Between 5 million to 22 million people receive their drinking water through pipes containing lead. Approximately 8,000 of the 68,000 water systems covered by EPA lead rules are schools and daycare facilities. Last year, PEER filed a separate petition to make sure parents and guardians in these facilities are notified when exceedances occur.
EPA admits that there is no safe level of lead in drinking water. The adverse effects are particularly damaging for children, lasting their entire lifetimes.
Red Tide Rick
Florida’s clean water crisis goes on. Red tides on both Gulf and Atlantic coasts are compounded by blue-green algae bloom outbreaks in freshwater. PEER has documented the evaporation of water pollution enforcement and helped earn Governor Rick Scott his newest nickname “Red Tide Rick.”
This week we trotted out the latest example of massive illegal wastewater discharges fueling the continuing putrification of Florida’s Gulf coast.

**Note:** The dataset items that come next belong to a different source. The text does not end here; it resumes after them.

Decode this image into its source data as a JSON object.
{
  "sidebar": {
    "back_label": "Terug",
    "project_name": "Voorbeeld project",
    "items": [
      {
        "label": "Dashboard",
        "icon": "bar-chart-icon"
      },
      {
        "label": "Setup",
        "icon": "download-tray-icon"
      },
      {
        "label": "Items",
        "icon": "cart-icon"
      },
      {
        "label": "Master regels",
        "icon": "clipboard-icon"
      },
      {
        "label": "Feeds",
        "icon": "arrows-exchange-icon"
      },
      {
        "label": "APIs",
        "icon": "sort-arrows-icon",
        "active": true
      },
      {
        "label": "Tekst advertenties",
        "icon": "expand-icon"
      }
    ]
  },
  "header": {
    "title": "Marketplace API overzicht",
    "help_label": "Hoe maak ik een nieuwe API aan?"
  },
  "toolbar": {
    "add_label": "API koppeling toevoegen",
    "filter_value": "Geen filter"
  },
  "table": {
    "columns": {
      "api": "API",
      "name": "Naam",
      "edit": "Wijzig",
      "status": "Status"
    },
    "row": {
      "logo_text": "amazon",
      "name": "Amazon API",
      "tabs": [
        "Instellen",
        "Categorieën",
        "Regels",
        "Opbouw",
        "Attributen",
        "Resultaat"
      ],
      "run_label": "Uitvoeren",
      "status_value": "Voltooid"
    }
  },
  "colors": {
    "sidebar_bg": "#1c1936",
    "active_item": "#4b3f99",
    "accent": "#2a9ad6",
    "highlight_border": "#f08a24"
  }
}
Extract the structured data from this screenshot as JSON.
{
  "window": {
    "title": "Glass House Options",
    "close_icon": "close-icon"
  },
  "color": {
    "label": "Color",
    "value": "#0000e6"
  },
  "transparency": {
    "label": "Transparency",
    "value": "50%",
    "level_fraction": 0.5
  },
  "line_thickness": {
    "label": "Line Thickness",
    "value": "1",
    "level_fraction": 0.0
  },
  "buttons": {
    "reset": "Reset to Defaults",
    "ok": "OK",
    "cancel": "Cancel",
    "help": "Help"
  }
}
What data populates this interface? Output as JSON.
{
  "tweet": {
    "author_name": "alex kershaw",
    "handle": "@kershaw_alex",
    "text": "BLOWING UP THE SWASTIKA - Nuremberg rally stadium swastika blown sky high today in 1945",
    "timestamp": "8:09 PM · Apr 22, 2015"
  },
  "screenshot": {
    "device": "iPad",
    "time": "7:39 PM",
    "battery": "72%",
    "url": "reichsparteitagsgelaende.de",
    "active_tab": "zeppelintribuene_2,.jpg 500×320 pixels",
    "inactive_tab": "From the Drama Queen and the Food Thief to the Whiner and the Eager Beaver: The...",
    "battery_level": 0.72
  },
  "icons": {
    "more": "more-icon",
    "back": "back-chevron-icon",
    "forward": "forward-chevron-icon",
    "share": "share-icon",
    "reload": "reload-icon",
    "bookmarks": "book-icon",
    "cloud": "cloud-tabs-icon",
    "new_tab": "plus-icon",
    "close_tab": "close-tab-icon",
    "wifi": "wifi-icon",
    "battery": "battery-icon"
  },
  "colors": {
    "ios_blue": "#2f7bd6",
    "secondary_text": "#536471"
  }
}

The Rise of Alternative Facts
It is often said that everyone is entitle to their own opinion but not their own set of facts. That maxim does not apply to the Trump administration. It has just issued instructions to agencies to withhold “PowerPoints/webinars” and “Internal summaries” on a range of Endangered Species Act issues and to purge these factual documents from the official administrative record.
PEER is preparing legislation requiring that administrative records for agency decisions and proposed regulations and must include all the information considered – even if it clashes with the official talking points.